A reduce function normally takes the first value to use to reduce the others. So "total" would be an argument to your reduce function.


> 	foreach (int v; values)
> 		total = operation(total,v);
> 	return total;
> }
December 04, 2008
Ary Borenszweig wrote:
> Justin wrote:
>> I recently discovered D's function literals and wrote a small test to explore them. The following code prints out a 15, then a 0. It seems to me that the second should be 64 and not 0. Can anyone explain what I'm doing wrong?
>>
>> module functionliteral;
>> import std.stdio;
>>
>> static void main() {
>>
>>     int[] values = [1,2,4,8];
>>     writefln(Reduce(values, function int(int x, int y) { return x + y; }));
>>     writefln(Reduce(values, function int(int x, int y) { return x * y; }));
>> }
>>
>> static int Reduce(int[] values, int function(int x, int y) operation) {
>>     int total;
> 
> That is:
> 
> total = 0
> 
> That's why in the second case it's like you are doing:
> 
> 0*1*2*3*4

Well... 0*1*2*4*8

> 
> A reduce function normally takes the first value to use to reduce the others. So "total" would be an argument to your reduce function.
> 
> 
>>     foreach (int v; values)
>>         total = operation(total,v);
>>     return total;
>> }
December 04, 2008
Ahh, I thought it would some stupid oversight on my part. This works:

module functionliteral;

import std.stdio;

static void main() {

	int[] values = [1,2,4,8];
	writefln(Reduce(values, function int(int x, int y) { return x + y; }));
	writefln(Reduce(values, function int(int x, int y) { return x * y; }));
}

static int Reduce(int[] values, int function(int x, int y) operation) {
	int total = values[0];
	foreach (int v; values[1..$])
		total = operation(total,v);
	return total;
}

December 04, 2008
On Thu, 04 Dec 2008 23:08:51 +0300, Justin <mrjnewt@hotmail.com> wrote:

> Ahh, I thought it would some stupid oversight on my part.
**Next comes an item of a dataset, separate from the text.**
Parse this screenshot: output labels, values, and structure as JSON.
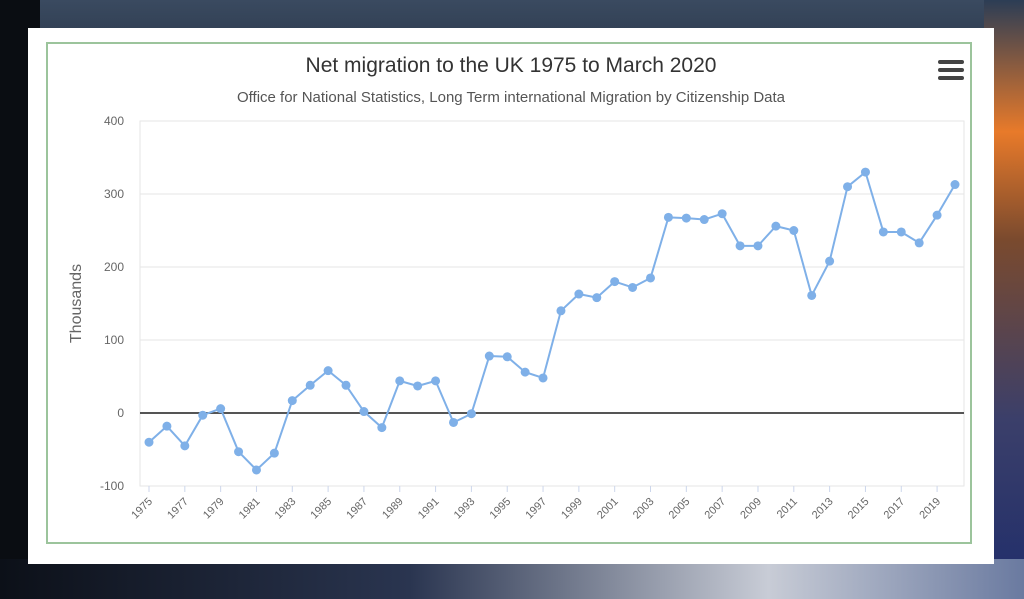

This works:
>
> module functionliteral;
>
> import std.stdio;
>
> static void main() {
>
> 	int[] values = [1,2,4,8];
> 	writefln(Reduce(values, function int(int x, int y) { return x + y; }));
> 	writefln(Reduce(values, function int(int x, int y) { return x * y; }));
> }
>
> static int Reduce(int[] values, int function(int x, int y) operation) {
> 	int total = values[0];
> 	foreach (int v; values[1..$])
> 		total = operation(total,v);
> 	return total;
> }
>

Shorter way:

import std.stdio;
import std.algorithm;

void main()
{
    auto values = [1,2,4,8];

    writefln(reduce!("a + b")(0, values));
    writefln(reduce!("a * b")(1, values));
}

or

import std.stdio;
import std.algorithm;

int add(int a, int b)
{
    return a + b;
}

int mul(int a, int b)
{
    return a * b;
}

void main()
{
    auto values = [1, 2, 4, 8];
    writefln(reduce!(add)(0, values));
    writefln(reduce!(mul)(1, values));
}

but the following doesn't work:

import std.stdio;
import std.algorithm;

void main()
{
    auto values = [1, 2, 4, 8];
    writefln(reduce!((int a, int b) { return a * b; })(1, values));
}

It used to work, IIRC, but now it prints '0'. Does anybody know if it is supposed to work?
December 04, 2008
Justin wrote:
> Ahh, I thought it would some stupid oversight on my part. This works:
> 
> module functionliteral;
> 
> import std.stdio;
> 
> static void main() {
> 
> 	int[] values = [1,2,4,8];
> 	writefln(Reduce(values, function int(int x, int y) { return x + y; }));
> 	writefln(Reduce(values, function int(int x, int y) { return x * y; }));
> }
> 
> static int Reduce(int[] values, int function(int x, int y) operation) {
> 	int total = values[0];
> 	foreach (int v; values[1..$])
> 		total = operation(total,v);
> 	return total;
> }
> 

You don't need to make those static, by the way.